TIME
When I was a young boy I read a short book about an Alaskan native boy who carved a canoe with passenger. The canoe had a brass plate attached to the bottom. The plate was engraved “put me back in the water, I am going to the sea.” The boy then released the little boat in a nearby stream. The book detailed the trials and travails of the little boat as it made it’s way over the following years. The animals and people the little boat encountered and the adventures involved its finally reaching the Gulf of Mexico.

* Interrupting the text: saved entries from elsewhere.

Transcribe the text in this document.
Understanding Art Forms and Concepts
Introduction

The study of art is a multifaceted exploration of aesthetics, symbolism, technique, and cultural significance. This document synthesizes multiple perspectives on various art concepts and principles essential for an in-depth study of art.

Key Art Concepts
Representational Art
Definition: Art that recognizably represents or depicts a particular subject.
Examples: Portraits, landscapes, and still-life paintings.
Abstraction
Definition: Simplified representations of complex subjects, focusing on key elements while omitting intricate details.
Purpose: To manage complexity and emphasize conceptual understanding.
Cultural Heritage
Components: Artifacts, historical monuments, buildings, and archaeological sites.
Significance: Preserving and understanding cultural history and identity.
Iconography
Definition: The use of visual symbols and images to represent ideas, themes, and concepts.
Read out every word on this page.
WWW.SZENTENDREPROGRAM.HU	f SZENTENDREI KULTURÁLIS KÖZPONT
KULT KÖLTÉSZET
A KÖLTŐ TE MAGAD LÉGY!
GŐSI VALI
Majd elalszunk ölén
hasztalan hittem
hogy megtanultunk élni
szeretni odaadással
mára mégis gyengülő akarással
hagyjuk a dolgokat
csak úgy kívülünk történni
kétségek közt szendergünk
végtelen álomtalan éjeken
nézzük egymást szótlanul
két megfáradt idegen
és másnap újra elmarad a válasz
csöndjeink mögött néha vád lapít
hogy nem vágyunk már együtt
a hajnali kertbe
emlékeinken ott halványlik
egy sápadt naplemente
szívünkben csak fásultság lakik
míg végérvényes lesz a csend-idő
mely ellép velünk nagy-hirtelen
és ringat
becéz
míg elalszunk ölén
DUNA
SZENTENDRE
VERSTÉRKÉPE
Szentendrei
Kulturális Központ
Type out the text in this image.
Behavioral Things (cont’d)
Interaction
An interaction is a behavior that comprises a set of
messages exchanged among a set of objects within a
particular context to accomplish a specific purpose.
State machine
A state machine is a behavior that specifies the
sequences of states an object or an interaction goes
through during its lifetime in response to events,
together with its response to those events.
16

I enjoyed the little book as a boy reading exotic adventures. Many years later the real meaning of the little book came to me. As I carried my infant son from the hospital room I was already dreading his fate at the cruel hands of the world. I cringed to think of the taunting of childhood, the anxieties of teenage and the fast buck artists awaiting a young man starting out in life. I wanted the characters who would make up my son’s world to put him back on his path without damage, help him along his path as he made his way though life.
Alas, I know that life is a mixed bag of joys and heartbreaks which steel the character and callous the feelings. The process is painful but a necessary part of the human condition. We cannot shield our children from life’s hard knocks.
Though this runs the essence of the human experience, Time. Now when I see my grandchildren I see them as little boats sailing into the far future, a future that I will only partially share. Not knowing the world, they sail happily from one happy Time to the next.